纵使如此,他都没有厌烦她。她长这么大,还是头一次遇见这样包容她的人,也是头一次有人陪她看了一场最美的日出。

诊断结果出来时,她下定决心用最后的时间把平淡的人生活出一点儿花样来,而遇见沈青时,恰巧是在她人生最轰烈的时候。

她说“沈青时,我胃疼”时,那疼不在身上,而在一颗才刚刚敞开的心上。

08

“她说了什么?”沈青时倚在墙壁上,低下头,藏住了面部表情。他的声音沙哑,似被人扼住了喉咙。

“她说,她来自太空。”

“沈青时,沈青时!”同伴在走廊尽头仰着头喊了他几声。

他的背僵直,脚步沉重。

护士的眼神透着惋惜:“可惜了,过了这个圣诞节,小姑娘就要满十八了。”

他的心一沉,脑袋里的弦一下子就绷断了。

第一次遇见林央时,他因为她的笑容差一点忘了呼吸。他被对方的笑容和眼睛吸引着,一步一步朝她靠近。

林央唱歌的脸,痴笑的脸,受了委屈的脸,为了梦想、拼命求评委多看她一眼的脸,他最后一次见她时那张闪着泪光的脸……瞬间悉数涌了上来,在他的脑海中肆意地翻腾着。

林央消失的那段日子里,沈青时找过她。他试图在茫茫人海里,用不大的概率找到她,因为他有句话一直想告诉她——燃烧的不是摇滚,燃烧的是心。

他遇见她之后,心就燃烧了。

打车回学校的途中,沈青时倚着车窗一阵沉默。车内气氛凝重,没人知道他在想什么。司机或是觉得车内安静得有些诡异,打开了收音机。

音乐频道正播放一首台湾乐队的老情歌,后座的乐队成员随着音符陷入了青春时期的回忆。

这首歌的MV所讲述的爱情有些极端。
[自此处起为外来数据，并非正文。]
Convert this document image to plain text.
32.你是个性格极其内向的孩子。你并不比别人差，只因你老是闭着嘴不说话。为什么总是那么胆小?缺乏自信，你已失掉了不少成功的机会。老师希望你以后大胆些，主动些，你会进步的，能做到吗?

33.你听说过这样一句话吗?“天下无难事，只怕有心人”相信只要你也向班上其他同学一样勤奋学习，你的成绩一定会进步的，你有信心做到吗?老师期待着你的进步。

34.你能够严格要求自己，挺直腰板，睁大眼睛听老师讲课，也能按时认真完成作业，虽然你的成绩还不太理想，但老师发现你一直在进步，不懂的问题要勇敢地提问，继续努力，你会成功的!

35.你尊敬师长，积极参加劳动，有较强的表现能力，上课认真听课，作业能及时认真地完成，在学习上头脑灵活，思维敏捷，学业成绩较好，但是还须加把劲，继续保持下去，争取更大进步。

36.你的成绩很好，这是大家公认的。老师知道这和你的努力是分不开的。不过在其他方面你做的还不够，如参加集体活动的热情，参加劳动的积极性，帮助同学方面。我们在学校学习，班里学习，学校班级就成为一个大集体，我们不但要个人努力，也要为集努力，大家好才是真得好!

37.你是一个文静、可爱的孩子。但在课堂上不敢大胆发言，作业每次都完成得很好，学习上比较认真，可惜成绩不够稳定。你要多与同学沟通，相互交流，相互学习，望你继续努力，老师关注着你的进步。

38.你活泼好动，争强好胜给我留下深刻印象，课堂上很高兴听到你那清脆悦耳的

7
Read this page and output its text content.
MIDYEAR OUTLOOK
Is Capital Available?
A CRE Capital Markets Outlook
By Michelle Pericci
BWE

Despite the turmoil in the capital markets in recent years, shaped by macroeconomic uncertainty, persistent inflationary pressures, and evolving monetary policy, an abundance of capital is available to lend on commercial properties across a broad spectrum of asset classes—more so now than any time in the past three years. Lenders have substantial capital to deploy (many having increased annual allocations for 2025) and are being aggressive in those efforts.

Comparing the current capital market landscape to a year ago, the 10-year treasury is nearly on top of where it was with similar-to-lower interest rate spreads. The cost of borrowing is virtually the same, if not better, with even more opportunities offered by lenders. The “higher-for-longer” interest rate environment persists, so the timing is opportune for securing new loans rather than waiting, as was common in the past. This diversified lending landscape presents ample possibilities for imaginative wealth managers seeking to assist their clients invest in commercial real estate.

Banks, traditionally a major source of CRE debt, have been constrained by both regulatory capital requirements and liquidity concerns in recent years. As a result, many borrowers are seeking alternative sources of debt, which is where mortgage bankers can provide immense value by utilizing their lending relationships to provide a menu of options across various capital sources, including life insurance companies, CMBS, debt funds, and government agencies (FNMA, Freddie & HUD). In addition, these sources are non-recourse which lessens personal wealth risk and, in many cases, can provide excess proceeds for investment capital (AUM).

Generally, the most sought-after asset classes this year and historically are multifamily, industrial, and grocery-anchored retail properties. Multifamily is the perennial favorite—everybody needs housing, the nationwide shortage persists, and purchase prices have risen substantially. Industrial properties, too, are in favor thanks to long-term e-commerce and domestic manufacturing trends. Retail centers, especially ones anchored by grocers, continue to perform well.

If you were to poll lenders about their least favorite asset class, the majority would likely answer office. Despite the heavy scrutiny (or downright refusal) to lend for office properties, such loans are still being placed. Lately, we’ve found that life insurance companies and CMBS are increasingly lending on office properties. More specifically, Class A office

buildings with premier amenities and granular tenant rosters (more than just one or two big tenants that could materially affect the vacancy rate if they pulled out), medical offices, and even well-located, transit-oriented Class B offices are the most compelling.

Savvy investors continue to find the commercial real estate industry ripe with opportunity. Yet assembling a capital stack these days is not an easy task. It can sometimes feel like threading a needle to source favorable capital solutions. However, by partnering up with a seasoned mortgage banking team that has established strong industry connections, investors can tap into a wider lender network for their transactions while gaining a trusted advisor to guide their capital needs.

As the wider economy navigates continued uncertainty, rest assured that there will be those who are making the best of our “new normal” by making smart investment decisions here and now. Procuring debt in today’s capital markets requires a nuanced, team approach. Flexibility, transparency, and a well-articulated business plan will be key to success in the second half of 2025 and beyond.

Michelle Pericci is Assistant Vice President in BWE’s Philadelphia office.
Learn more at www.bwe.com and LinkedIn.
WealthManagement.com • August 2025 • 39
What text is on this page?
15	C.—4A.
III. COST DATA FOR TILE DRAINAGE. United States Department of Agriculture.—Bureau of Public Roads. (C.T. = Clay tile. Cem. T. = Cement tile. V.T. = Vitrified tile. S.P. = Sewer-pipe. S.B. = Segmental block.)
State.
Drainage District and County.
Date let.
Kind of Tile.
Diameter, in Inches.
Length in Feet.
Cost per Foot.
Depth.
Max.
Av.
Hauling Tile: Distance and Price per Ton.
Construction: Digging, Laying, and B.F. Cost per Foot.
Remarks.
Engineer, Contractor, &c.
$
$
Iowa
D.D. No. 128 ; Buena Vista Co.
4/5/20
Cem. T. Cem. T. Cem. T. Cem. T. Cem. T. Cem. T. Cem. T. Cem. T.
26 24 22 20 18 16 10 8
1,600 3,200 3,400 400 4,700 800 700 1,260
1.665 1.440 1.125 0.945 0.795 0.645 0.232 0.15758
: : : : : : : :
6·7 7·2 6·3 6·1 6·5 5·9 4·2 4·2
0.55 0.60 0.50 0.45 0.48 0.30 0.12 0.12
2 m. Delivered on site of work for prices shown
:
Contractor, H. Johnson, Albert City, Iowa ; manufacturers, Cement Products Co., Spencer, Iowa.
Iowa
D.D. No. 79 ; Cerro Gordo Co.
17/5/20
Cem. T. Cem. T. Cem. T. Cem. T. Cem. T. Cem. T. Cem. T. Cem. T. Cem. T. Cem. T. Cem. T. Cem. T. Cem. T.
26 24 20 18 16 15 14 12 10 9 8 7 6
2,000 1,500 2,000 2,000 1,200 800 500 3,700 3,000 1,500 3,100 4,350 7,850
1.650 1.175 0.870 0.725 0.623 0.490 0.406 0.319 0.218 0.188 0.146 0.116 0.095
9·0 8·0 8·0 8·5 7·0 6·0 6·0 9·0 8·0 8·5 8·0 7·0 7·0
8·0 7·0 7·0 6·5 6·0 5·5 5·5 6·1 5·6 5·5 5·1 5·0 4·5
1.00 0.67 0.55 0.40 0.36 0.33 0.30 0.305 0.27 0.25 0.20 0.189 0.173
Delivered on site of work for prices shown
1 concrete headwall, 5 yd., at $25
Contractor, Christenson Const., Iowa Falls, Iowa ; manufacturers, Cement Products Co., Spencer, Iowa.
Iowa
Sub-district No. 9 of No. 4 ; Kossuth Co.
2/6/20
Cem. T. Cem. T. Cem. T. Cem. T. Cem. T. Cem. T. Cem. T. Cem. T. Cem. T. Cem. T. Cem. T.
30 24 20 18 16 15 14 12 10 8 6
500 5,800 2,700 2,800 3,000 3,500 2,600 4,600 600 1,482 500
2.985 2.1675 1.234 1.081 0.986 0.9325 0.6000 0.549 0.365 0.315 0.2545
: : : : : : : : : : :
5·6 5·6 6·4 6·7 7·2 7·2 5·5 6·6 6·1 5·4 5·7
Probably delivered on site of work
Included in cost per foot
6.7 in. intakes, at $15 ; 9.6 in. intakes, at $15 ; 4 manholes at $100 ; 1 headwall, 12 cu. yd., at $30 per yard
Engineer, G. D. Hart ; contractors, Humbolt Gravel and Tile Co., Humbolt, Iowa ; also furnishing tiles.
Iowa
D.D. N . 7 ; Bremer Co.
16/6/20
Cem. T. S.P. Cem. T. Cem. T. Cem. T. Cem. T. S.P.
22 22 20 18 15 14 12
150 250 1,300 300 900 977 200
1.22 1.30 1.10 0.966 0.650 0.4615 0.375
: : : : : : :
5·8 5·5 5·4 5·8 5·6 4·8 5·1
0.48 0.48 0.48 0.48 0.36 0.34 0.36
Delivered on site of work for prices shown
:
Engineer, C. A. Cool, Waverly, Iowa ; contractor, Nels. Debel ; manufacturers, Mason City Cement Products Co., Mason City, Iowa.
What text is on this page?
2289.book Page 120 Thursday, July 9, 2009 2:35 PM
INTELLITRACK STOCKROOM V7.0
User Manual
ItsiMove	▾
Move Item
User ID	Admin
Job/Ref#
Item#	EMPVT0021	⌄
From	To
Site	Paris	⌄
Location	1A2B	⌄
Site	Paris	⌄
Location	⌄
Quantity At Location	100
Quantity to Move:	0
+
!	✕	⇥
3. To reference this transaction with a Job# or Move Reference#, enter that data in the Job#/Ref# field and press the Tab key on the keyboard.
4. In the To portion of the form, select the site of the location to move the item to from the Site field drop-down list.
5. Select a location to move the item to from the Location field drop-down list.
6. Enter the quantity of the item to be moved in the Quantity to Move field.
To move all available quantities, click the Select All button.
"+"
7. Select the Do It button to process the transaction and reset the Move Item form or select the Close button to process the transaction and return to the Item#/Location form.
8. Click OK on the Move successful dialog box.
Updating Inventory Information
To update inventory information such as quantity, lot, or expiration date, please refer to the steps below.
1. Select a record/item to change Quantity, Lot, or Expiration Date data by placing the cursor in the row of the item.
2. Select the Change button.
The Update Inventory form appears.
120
男主角带女主角浪迹天涯,偷裙子,抢超市,最后女主为他烧船殉情。

沈青时年少时曾看过这个MV。

一道玻璃破碎的声音猛地在耳边响起,他一愣,失神地望着窗外明晃晃的车灯良久。

“MV里的男主角很爱女主角,很爱很爱。”林央说这话时,认真且严肃。

沈青时忽而醒悟,林央只是个涉世未深的小姑娘。在短暂的人生里,她没爱过什么人,也没被人爱过。爱情对她来说,天真美好,但实在是模糊。

她所理解的爱都是从外界了解的。她天真地希望,能遇见一个为她打碎玻璃、偷一件婚纱的人。

沈青时没能抓住机会教她,爱一个人不是为她打碎玻璃,而是能不计后果地为她做任何事情,任何。

想到这里,他身子一颤,没忍住,失声哭了出来。

林央说,她的下一站是月球。

或许,真如她自己所说的那样,她是流浪于太空的旅行者,在各个星球上留下属于她的痕迹。

而她本就是这浩瀚宇宙里怒放的一朵鲜艳玫瑰。

尘归尘,土归土,她归属于太空。